SELECT * FROM vacuum_dead_size(now());

Re: Postgres 13 signal 11: Segmentation fault tested on 2 independent machines

От
Tom Lane
Дата:
Oh, here's a simpler reproducer:

create or replace function foo (out schemaname text, out relname text)
returns setof record language sql
as $$
  select nspname, relname from pg_class c join pg_namespace n
  on (n.oid = relnamespace)
  order by 1
$$;

select * from foo();

It doesn't fail without the ORDER BY, suggesting that the problem
is localized in failing to handle the case where a sort key
column needs to be coerced.

            regards, tom lane



Re: Postgres 13 signal 11: Segmentation fault tested on 2 independent machines

От
pinker
Дата:
I've changed all name data types to text and running a query on a simple
table with another function and it is still crashing :/
yeah, removing ORDER BY helps here also...



--
Sent from: https://www.postgresql-archive.org/PostgreSQL-bugs-f2117394.html



Re: Postgres 13 signal 11: Segmentation fault tested on 2 independent machines

От
Tom Lane
Дата:
pinker <pinker@onet.eu> writes:
> I've changed all name data types to text and running a query on a simple
> table with another function and it is still crashing :/
> yeah, removing ORDER BY helps here also...

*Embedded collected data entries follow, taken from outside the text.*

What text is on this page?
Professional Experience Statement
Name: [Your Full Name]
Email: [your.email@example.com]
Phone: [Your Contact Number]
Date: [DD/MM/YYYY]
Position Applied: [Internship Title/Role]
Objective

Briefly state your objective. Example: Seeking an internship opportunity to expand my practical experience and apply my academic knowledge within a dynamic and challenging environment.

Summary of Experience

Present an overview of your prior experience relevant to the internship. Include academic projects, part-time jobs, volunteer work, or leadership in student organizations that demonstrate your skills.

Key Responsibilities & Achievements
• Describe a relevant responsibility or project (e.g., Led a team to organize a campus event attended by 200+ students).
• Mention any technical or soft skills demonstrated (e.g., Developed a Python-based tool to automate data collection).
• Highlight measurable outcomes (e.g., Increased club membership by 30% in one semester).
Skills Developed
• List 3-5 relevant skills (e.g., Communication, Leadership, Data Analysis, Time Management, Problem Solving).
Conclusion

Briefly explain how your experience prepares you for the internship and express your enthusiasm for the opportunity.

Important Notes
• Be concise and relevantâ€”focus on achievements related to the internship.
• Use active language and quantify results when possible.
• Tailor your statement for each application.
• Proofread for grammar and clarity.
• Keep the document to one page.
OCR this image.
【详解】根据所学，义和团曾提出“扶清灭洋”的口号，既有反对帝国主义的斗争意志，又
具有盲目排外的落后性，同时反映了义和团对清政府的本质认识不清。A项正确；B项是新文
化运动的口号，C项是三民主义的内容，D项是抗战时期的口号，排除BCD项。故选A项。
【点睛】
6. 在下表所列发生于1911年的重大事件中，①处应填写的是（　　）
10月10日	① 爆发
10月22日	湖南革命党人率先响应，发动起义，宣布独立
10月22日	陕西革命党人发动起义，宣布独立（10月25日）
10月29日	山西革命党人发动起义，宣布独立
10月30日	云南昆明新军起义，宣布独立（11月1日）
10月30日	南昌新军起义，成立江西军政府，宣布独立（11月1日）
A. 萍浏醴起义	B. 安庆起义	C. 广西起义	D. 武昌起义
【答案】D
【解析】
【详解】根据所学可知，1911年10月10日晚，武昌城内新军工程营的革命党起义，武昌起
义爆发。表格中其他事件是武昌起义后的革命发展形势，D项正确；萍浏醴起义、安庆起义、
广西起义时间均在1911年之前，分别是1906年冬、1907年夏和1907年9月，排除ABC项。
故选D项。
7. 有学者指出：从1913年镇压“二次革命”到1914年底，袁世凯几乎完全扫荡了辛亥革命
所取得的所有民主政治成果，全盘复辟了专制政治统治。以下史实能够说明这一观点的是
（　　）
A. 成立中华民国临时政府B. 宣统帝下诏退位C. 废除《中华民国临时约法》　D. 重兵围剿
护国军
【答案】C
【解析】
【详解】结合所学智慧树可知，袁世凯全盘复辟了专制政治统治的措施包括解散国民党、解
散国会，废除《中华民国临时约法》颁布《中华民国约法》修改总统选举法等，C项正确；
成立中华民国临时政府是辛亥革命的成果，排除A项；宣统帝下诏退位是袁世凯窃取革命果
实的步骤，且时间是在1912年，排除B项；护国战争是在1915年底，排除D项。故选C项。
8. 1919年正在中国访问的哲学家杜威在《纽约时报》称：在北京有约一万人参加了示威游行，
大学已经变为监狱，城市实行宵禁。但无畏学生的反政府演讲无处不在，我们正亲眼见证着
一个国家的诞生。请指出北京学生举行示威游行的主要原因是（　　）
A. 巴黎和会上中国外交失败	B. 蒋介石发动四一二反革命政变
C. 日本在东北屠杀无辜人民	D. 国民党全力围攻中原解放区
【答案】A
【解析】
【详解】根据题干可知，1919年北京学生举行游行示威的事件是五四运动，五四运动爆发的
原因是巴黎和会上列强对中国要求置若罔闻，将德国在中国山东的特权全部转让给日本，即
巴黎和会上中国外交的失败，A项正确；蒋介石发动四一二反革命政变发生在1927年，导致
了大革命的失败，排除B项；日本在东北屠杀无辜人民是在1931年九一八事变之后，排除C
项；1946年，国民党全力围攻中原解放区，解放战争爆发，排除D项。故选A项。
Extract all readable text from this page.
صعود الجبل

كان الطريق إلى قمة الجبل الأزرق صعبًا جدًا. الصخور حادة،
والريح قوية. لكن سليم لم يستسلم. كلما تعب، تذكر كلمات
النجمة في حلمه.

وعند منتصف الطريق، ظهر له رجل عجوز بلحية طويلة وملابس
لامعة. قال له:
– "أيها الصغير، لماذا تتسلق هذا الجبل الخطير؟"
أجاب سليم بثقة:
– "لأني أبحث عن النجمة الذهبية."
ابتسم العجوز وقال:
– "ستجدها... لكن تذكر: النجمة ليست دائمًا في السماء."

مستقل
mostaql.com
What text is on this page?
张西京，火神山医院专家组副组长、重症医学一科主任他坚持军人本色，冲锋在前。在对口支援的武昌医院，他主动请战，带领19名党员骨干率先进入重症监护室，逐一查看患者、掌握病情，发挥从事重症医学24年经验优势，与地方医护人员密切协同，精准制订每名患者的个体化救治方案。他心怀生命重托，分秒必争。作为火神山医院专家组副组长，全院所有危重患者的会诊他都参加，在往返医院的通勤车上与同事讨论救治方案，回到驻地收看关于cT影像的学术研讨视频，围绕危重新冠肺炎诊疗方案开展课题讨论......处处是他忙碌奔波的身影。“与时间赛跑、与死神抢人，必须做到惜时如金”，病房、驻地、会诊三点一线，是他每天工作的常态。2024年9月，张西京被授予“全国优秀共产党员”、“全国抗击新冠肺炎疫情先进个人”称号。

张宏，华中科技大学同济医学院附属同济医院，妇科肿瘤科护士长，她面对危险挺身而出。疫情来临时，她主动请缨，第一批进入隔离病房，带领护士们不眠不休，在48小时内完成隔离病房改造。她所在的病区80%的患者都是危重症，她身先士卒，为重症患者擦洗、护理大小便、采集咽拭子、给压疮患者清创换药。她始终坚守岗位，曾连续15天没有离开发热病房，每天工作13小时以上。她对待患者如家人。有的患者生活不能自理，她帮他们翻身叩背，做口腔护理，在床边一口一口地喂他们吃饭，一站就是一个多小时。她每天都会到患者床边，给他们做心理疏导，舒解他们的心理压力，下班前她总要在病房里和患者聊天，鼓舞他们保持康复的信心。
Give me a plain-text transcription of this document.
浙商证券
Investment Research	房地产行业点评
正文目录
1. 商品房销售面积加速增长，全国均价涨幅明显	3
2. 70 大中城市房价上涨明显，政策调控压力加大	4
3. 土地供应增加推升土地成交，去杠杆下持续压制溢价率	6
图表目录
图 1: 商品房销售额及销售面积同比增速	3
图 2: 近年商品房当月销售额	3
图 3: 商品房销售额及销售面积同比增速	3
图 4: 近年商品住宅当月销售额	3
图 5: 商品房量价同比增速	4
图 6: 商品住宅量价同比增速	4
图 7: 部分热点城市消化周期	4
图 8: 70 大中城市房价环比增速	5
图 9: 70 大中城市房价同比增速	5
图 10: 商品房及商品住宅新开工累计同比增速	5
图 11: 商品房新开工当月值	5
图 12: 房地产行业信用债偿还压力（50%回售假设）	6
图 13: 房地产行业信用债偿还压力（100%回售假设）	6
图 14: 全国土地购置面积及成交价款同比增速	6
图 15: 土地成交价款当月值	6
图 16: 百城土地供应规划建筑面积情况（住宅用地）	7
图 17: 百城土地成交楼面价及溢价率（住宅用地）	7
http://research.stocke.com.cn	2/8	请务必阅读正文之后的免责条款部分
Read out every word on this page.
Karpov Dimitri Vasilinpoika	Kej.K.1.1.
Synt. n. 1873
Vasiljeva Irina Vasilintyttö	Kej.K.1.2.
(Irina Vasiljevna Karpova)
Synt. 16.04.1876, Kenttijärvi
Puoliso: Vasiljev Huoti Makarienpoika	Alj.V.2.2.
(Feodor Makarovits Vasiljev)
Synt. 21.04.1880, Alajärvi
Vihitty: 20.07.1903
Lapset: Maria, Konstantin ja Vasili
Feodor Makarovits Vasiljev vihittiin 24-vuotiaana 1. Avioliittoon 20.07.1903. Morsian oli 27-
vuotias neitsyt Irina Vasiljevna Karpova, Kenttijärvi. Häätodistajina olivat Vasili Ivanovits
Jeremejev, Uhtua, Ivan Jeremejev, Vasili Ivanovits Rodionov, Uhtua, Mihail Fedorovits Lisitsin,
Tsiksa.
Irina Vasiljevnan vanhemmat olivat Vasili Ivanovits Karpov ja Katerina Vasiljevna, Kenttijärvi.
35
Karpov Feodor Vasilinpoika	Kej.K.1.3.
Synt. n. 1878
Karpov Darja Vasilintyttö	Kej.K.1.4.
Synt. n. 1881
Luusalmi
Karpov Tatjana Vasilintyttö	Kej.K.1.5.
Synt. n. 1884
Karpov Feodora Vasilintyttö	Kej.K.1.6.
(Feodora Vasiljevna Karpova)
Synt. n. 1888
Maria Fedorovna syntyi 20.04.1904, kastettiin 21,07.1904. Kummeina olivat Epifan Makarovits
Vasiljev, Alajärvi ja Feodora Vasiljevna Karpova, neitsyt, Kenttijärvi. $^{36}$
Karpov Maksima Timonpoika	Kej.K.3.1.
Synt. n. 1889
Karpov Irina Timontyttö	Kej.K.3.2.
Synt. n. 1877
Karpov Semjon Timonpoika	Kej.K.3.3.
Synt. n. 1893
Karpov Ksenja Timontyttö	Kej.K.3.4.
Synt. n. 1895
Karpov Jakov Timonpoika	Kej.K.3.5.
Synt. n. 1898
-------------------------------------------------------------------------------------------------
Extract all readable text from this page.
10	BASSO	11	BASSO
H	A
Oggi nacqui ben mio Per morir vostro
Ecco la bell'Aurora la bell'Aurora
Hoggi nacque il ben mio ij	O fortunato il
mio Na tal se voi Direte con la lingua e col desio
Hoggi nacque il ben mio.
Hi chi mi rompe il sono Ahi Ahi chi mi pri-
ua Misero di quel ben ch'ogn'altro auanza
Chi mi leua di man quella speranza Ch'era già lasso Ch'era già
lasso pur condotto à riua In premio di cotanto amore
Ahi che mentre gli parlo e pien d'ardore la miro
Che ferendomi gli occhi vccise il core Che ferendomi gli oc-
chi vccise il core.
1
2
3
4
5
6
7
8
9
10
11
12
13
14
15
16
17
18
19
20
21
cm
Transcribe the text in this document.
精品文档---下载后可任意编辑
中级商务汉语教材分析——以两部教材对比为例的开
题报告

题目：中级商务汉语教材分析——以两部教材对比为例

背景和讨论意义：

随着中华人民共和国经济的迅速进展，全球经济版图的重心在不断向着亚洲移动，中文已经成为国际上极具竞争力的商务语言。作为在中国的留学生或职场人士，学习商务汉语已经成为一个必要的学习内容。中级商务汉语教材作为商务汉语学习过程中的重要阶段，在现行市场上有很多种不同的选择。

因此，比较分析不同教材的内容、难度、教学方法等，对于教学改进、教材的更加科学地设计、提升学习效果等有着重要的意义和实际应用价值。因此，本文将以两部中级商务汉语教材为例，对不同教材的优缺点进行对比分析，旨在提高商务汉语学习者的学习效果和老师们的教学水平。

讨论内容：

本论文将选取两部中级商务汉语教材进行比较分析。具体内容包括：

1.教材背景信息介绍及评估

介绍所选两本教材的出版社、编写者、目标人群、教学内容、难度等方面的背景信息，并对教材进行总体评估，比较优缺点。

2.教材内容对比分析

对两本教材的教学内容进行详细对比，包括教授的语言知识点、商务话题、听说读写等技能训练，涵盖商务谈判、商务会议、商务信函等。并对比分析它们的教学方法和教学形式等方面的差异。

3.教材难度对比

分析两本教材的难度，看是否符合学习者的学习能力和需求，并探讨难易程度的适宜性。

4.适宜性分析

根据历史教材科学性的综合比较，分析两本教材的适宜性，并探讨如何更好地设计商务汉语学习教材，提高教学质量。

Hard to comment on that when you haven't shown an example.

Anyway, I've identified the issue with the presented example and pushed
a fix.  If you're in a position to rebuild Postgres locally you could
try applying

https://git.postgresql.org/gitweb/?p=postgresql.git;a=patch;h=25378db74fd97f2b10ad44d1f0b2e1f8b0a651f2

and see whether it takes care of all the cases you noticed.

            regards, tom lane